Monsieur le ministre de l'Europe et des affaires étrangères, je vous ai quitté hier au milieu des ors et de la pourpre du Saint-Siège et de Saint-Jean-de-Latran. Je vous retrouve aujourd'hui dans la chapelle des Pairs. Espérons qu'à force, tout ceci va nous inspirer et que l'Esprit sera avec nous !
Nous avons choisi en commun d'aborder l'Europe et l'accumulation des défis auxquels notre continent est dorénavant confronté. D'aucuns, à la faveur des crises successives que nous connaissons, parlent d'un éclatement potentiel de l'Union européenne, en s'appuyant à la fois sur cette crise des migrants révélatrice des nombreuses incompréhensions, pour ne pas dire des difficultés, qui existent au sein des pays de l'Union européenne. La pression migratoire est paradoxalement en nette baisse par rapport à ce qu'elle a pu être ces dernières années. Le Président de la République l'a rappelé hier et vous l'avez vous-même répété.
Néanmoins, la question migratoire reste un sujet important pour nos opinions publiques, mais aussi un véritable sujet de discorde entre les États membres, qu'il s'agisse de l'ouverture des ports aux navires des ONG ou bien de la répartition de la charge des réfugiés.
Vous nous ferez donc le point sur les différents volets du débat et sur la position de la France.
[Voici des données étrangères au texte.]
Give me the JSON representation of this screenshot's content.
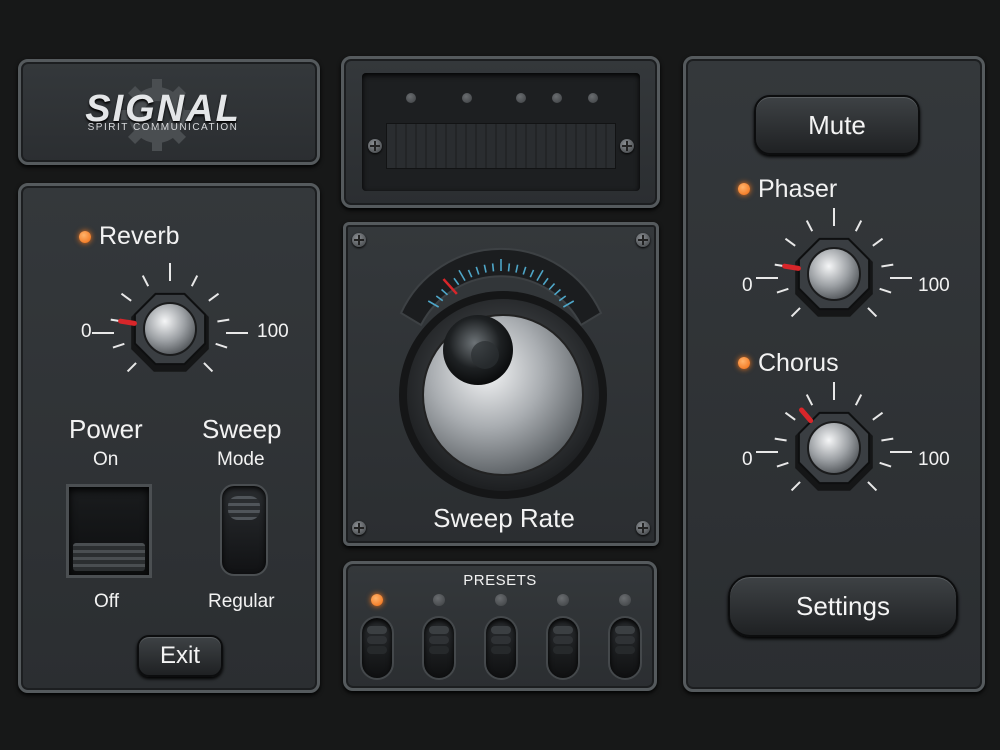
{
  "brand": {
    "name": "SIGNAL",
    "tagline": "SPIRIT COMMUNICATION"
  },
  "left": {
    "reverb": {
      "label": "Reverb",
      "min": "0",
      "max": "100",
      "value": 20
    },
    "power": {
      "title": "Power",
      "on": "On",
      "off": "Off",
      "state": "off"
    },
    "sweep": {
      "title": "Sweep",
      "top": "Mode",
      "bottom": "Regular",
      "state": "regular"
    },
    "exit": "Exit"
  },
  "center": {
    "display_lights": 5,
    "sweep_rate": {
      "label": "Sweep Rate",
      "value": 15
    },
    "presets": {
      "title": "PRESETS",
      "count": 5,
      "active_index": 0
    }
  },
  "right": {
    "mute": "Mute",
    "phaser": {
      "label": "Phaser",
      "min": "0",
      "max": "100",
      "value": 20
    },
    "chorus": {
      "label": "Chorus",
      "min": "0",
      "max": "100",
      "value": 35
    },
    "settings": "Settings"
  },
  "colors": {
    "led": "#f06a10",
    "indicator": "#d8262a",
    "meter_tick": "#4ea6c8",
    "text": "#f2f2f2"
  }
}
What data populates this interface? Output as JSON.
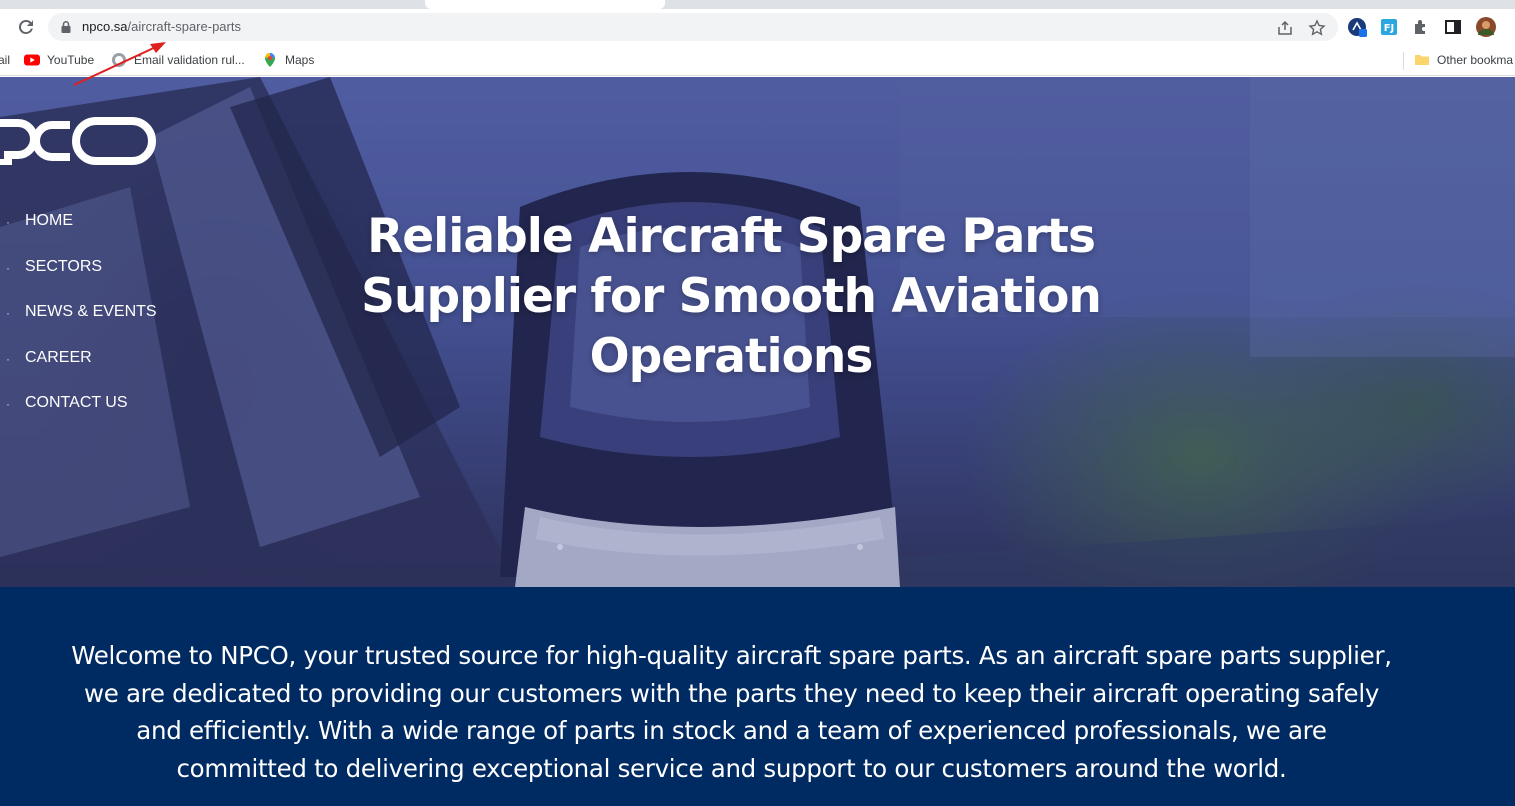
{
  "browser": {
    "url_domain": "npco.sa",
    "url_path": "/aircraft-spare-parts",
    "bookmarks": [
      {
        "label": "ail",
        "icon": "mail-icon"
      },
      {
        "label": "YouTube",
        "icon": "youtube-icon"
      },
      {
        "label": "Email validation rul...",
        "icon": "site-icon"
      },
      {
        "label": "Maps",
        "icon": "maps-icon"
      }
    ],
    "other_bookmarks": "Other bookma"
  },
  "site": {
    "logo_text": "PCO",
    "nav": [
      {
        "label": "HOME"
      },
      {
        "label": "SECTORS"
      },
      {
        "label": "NEWS & EVENTS"
      },
      {
        "label": "CAREER"
      },
      {
        "label": "CONTACT US"
      }
    ],
    "hero": {
      "title_line1": "Reliable Aircraft Spare Parts",
      "title_line2": "Supplier for Smooth Aviation",
      "title_line3": "Operations"
    },
    "intro_text": "Welcome to NPCO, your trusted source for high-quality aircraft spare parts. As an aircraft spare parts supplier, we are dedicated to providing our customers with the parts they need to keep their aircraft operating safely and efficiently. With a wide range of parts in stock and a team of experienced professionals, we are committed to delivering exceptional service and support to our customers around the world."
  },
  "colors": {
    "intro_background": "#002a62",
    "annotation_arrow": "#e0201f"
  }
}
Que faut-il notamment penser des propositions d'établir en dehors ou à la lisière du territoire européen des centres destinés à examiner la situation des migrants au regard du droit d'asile ? Comment les répartir à partir de ces centres extérieurs au territoire européen ? Quelles sont les options envisageables ?
Par ailleurs, l'attitude de l'administration américaine n'est pas toujours facile à comprendre face aux prémices de la guerre commerciale qui menace avec les États-Unis. Ce que nous constatons, en revanche, c'est une contestation toujours plus forte du multilatéralisme.
Certes, après les mesures unilatérales prises par le président américain, l'Union européenne a augmenté significativement ses droits de douane sur un certain nombre de produits emblématiques. Nous avons décidé de renforcer nos instruments de défense commerciale, mais cela sera-t-il suffisant pour peser dans la balance face aux États-Unis ?
Ceux-ci ont rétabli des sanctions à l'encontre de l'Iran à propos desquelles nous aimerions vous entendre. L'Europe est-elle prête à affronter à nouveau l'application extraterritoriale des lois américaines, qui avaient coûté si cher à un certain nombre de banques, et qui risque de coûter encore bien cher à nos entreprises, notamment dans le secteur automobile ?
Quelques-uns de nos collègues sortent à l'instant même d'une audition avec l'ambassadeur de Grande-Bretagne à Paris. Nous aimerions connaître votre analyse sur l'état des négociations concernant le Brexit. On a évoqué devant l'ambassadeur l'état de l'opinion, mais aussi les sentiments partagés qui parcourent le Parlement anglais. Le Brexit interroge le futur même de l'Union européenne, et on peine à voir un accord avec les Britanniques se dégager sur les conditions du retrait et l'accord de transition. L'hypothèse du no deal ressurgit. Elle serait évidemment très lourde de conséquences, et c'est un véritable souci pour nous.
On voit bien que, plus que jamais, l'Europe doit constituer un front uni pour répondre à tous ces défis. De nouveaux formats viennent d'être évoqués, notamment lors du sommet franco-allemand : initiative européenne d'intervention, Conseil de sécurité de l'Union européenne, autant de nouveaux projets qui nous semblent aller dans le bon sens, mais qui nous apparaissent quelque peu flous. Peut-être pourrez-vous nous donner des précisions à ce sujet.
Nous voyons bien que, malgré ces déclarations très politiques, il existe des différences de culture stratégique, de fonctionnement institutionnel avec nos partenaires européens, notamment allemands. Comment va-t-on pouvoir surmonter ces divergences ? En d'autres termes - question que le Sénat se pose depuis un certain temps - comment refonder l'Europe ?
Monsieur le ministre, vous avez la parole.